Longtemps considérée comme une profession plutôt masculine, la profession comptable libérale[1] se féminise de plus en plus. Les femmes représentent aujourd’hui plus de 40% des experts-comptables stagiaires. Pourtant, seulement 18% des experts-comptables inscrits au tableau sont des femmes. Nous vous proposons notre analyse et réflexion sur cette évolution majeure pour l’avenir de la profession.
En vingt ans, la proportion des femmes, parmi les stagiaires, a progressivement augmenté pour atteindre aujourd’hui 44%. Ce phénomène est le reflet de la forte féminisation des cursus donnant accès au DSCG, comme en témoignent les écoles de préparation à ce diplôme.
Ces statistiques attestent, dans le même temps, de l’évolution des mentalités chez les jeunes femmes, qui s’intéressent de plus en plus aux métiers du chiffre. Une fois le DSCG en poche, elles sont aussi nombreuses que les hommes à faire le choix d’effectuer leur stage, témoignant ainsi de l’attrait du diplôme d’expertise comptable : un diplôme très prisé par les recruteurs et qui offre une diversité de métiers (entreprise, cabinet, installation à titre indépendant).

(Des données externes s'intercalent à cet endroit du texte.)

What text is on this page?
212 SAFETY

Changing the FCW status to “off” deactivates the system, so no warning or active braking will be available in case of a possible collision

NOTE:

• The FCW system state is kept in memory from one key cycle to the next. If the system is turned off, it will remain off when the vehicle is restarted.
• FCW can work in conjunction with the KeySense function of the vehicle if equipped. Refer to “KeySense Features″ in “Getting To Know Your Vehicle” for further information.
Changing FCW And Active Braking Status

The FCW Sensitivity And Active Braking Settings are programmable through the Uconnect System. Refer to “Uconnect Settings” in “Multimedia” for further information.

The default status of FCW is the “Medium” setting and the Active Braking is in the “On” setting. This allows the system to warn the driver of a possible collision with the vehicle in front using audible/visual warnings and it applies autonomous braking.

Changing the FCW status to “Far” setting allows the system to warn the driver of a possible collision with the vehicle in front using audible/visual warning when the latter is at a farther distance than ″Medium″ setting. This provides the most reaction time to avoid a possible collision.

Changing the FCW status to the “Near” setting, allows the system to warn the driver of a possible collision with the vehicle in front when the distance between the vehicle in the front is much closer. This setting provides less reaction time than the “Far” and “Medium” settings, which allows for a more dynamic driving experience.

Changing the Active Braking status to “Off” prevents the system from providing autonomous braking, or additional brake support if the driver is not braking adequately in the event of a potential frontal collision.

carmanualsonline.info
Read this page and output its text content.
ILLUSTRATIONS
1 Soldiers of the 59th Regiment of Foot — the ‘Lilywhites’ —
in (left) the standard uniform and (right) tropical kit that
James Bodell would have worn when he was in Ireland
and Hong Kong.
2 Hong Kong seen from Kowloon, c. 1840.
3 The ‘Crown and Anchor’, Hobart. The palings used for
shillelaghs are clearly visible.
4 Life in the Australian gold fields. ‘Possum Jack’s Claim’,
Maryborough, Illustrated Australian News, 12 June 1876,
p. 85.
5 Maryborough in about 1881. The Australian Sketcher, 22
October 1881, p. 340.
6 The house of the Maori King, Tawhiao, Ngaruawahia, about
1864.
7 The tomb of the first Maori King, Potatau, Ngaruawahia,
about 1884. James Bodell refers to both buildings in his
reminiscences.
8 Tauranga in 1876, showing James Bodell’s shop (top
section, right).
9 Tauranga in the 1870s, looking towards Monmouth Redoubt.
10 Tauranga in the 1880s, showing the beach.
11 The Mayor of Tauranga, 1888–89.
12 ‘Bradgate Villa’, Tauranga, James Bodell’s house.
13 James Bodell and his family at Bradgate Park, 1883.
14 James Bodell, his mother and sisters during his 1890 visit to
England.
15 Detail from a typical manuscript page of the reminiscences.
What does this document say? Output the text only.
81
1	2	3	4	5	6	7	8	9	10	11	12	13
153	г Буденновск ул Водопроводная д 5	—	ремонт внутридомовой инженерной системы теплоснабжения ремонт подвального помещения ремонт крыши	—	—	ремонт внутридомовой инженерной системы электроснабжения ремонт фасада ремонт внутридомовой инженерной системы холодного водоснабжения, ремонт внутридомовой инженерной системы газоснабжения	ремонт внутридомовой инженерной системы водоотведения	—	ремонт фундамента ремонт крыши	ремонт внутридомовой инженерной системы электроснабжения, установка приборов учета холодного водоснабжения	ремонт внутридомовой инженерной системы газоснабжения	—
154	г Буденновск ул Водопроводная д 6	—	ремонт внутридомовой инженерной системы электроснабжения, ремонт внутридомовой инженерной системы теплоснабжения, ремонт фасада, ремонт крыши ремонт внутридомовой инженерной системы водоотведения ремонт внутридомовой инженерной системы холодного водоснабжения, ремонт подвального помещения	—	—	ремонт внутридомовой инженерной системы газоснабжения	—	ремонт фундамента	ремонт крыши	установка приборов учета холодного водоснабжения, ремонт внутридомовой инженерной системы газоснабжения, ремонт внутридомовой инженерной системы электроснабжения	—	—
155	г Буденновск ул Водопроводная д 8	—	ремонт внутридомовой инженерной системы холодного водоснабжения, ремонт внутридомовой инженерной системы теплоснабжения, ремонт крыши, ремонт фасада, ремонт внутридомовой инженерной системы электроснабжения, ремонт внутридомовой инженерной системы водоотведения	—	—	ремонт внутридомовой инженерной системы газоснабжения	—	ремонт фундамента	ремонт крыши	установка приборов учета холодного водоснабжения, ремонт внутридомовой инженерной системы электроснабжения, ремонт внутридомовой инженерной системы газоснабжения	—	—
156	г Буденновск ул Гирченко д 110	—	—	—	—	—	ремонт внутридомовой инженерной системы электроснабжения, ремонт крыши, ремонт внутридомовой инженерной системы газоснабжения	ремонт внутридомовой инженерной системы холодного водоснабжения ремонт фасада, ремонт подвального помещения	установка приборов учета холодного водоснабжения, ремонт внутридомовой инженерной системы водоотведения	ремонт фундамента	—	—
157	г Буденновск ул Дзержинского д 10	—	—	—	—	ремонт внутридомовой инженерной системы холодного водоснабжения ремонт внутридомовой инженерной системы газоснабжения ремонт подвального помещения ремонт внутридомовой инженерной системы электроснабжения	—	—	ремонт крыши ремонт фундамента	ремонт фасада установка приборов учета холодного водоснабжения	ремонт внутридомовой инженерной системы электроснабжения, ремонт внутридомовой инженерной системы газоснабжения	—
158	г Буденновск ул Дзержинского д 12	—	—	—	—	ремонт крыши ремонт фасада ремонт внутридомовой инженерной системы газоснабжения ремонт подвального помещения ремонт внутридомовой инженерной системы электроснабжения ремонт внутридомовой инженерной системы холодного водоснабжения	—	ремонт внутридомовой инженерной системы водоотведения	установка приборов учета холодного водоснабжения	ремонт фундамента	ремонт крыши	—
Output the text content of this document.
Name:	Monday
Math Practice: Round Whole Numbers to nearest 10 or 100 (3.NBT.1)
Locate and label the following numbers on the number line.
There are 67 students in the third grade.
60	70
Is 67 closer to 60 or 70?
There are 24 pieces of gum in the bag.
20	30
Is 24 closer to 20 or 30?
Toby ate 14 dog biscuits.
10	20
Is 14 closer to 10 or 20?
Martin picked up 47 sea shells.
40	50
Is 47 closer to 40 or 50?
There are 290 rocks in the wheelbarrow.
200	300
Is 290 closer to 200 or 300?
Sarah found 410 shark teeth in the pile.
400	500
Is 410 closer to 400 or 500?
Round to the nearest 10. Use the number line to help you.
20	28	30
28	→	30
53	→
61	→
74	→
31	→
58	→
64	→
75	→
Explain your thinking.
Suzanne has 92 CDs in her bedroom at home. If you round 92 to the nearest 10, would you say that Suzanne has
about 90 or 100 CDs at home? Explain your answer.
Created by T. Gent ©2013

De nombreux spécialistes du cursus d’expertise comptable estiment que, d’ici quelques d’années, la parité devrait être atteinte… et peut-être même dépassée, comme cela s’est vu récemment pour certains cursus (écoles de commerce, avocats, médecins). A titre d’exemple, les femmes représentent désormais 59 % des avocats stagiaires[2] !
Du diplôme à l’inscription à l’Ordre et à la Compagnie : pourquoi il y a-t-il moins de femmes ?
Il est surprenant de constater, qu’avec aujourd’hui 44% de femmes stagiaires, elles représentent seulement 36% des diplômées chaque année et 30% des nouvelles inscriptions à l’Ordre. Ces écarts sont bien sûr dus, pour partie, au phénomène de féminisation qui se fait sentir de manière progressive. Mais est-ce suffisant pour expliquer de telles différences ? Comparée à d’autres professions libérales, il semble que la profession ait un certain retard…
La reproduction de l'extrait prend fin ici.